Imagine you have another set of data which you have imported. This set has latitude and longitude points. This type of data is “unprojected”, meaning it gives spherical coordinates. While there are many unprojected coordinate systems, most commonly this data is in WGS 84 (EPSG:4326). The units of measure are degrees.

If you want to relate spatial attributes between digital objects, they need to use the same frame of reference, otherwise the results may be meaningless, “This school is 20 degrees away”. In a GIS application like, say, QGIS, coordinate transformations are often done automatically. But you are not using GIS software, so you have to do it yourself. Fortunately, this is not particularly difficult to do. For example, you can easily turn one coordinate system into another, something which is called “reprojecting”:

--reproject_geometry.sql
-- Reproject geometry to EPSG:4326 (WGS 84)
SELECT Transform(castAutomagic(geom), 4326) FROM prop_parcel_polygons LIMIT 4;

This will transform the geometry form one projection to another. When you run this query, you can’t tell though, because it’s just outputting a binary blob. But trust me, you have. But trust is in short supply these days.

--verify_transform_worked.sql
--Verify that your transformation worked
SELECT X(Transform(Centroid(castAutomagic(geom)), 4326)) FROM prop_parcel_polygons LIMIT 10

You may note the “centroid” portion. The parcel polygons are, well, polygons, so they don’t have single x (or longitude) value. This demonstration took the x-value of the centre point. And if if still doesn’t make any sense the queries page goes into more detail.
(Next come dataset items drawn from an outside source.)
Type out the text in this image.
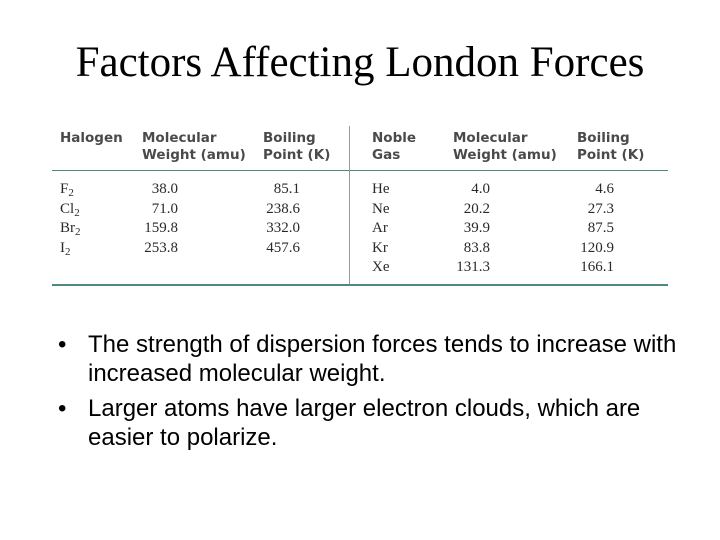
Factors Affecting London Forces
Halogen Molecular
Weight (amu)
Boiling
Point (K)
Noble
Gas
Molecular
Weight (amu)
Boiling
Point (K)
$F_2$
$Cl_2$
$Br_2$
$I_2$
38.0
71.0
159.8
253.8
85.1
238.6
332.0
457.6
He
Ne
Ar
Kr
Xe
4.0
20.2
39.9
83.8
131.3
4.6
27.3
87.5
120.9
166.1
• The strength of dispersion forces tends to increase with increased molecular weight.
• Larger atoms have larger electron clouds, which are easier to polarize.
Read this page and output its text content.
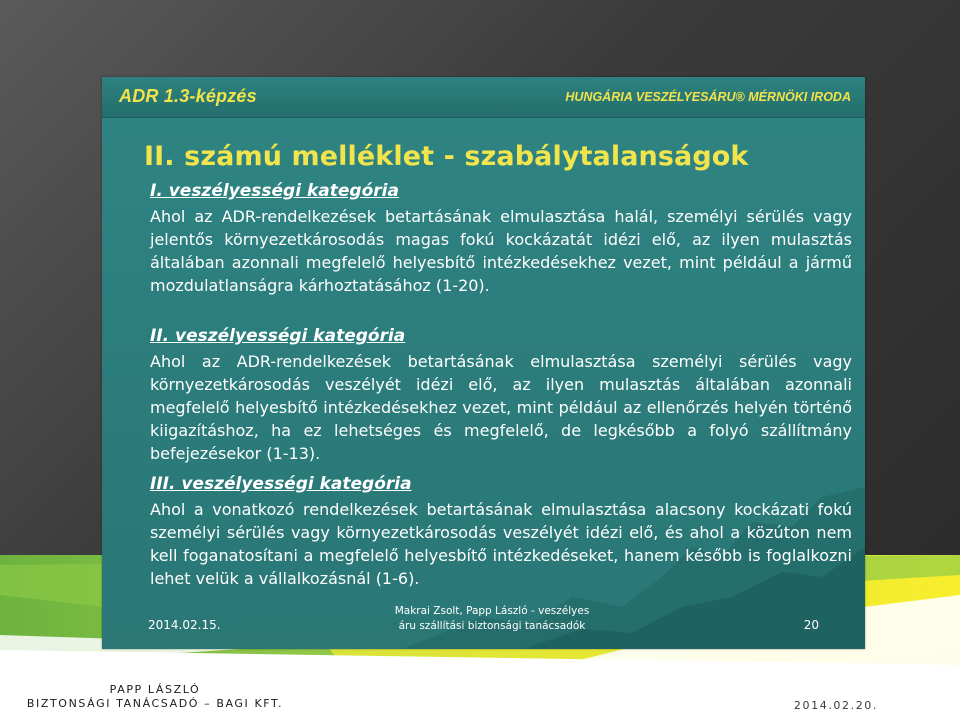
ADR 1.3-képzés	HUNGÁRIA VESZÉLYESÁRU® MÉRNÖKI IRODA
II. számú melléklet - szabálytalanságok

I. veszélyességi kategória

Ahol az ADR-rendelkezések betartásának elmulasztása halál, személyi sérülés vagy jelentős környezetkárosodás magas fokú kockázatát idézi elő, az ilyen mulasztás általában azonnali megfelelő helyesbítő intézkedésekhez vezet, mint például a jármű mozdulatlanságra kárhoztatásához (1-20).

II. veszélyességi kategória

Ahol az ADR-rendelkezések betartásának elmulasztása személyi sérülés vagy környezetkárosodás veszélyét idézi elő, az ilyen mulasztás általában azonnali megfelelő helyesbítő intézkedésekhez vezet, mint például az ellenőrzés helyén történő kiigazításhoz, ha ez lehetséges és megfelelő, de legkésőbb a folyó szállítmány befejezésekor (1-13).

III. veszélyességi kategória

Ahol a vonatkozó rendelkezések betartásának elmulasztása alacsony kockázati fokú személyi sérülés vagy környezetkárosodás veszélyét idézi elő, és ahol a közúton nem kell foganatosítani a megfelelő helyesbítő intézkedéseket, hanem később is foglalkozni lehet velük a vállalkozásnál (1-6).

2014.02.15.
Makrai Zsolt, Papp László - veszélyes
áru szállítási biztonsági tanácsadók	20
PAPP LÁSZLÓ
BIZTONSÁGI TANÁCSADÓ – BAGI KFT.	2014.02.20.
There are many ways to flatten an orange. Similarly, there are just as many ways to create a map projection. When you’re working with different sets of data, you should ensure that they all use the same projection, because if they don’t, any calculations may be off. Everyone should flatten their oranges in the same way.

Map projections are a large and complex subject, but if you just remember that everything should have the same frame of reference you’ve taken the hardest, largest step.

Bonus section

Not all analyses take place on the earth, and even non-terrestrial objects have projections. Because it’s possible to define your own projections if you are so inclined, the number of sources of potential errors are limitless. This is why data science consists of largely of banging your head into the corner of a desk.

Now you have enough knowledge to start querying your database.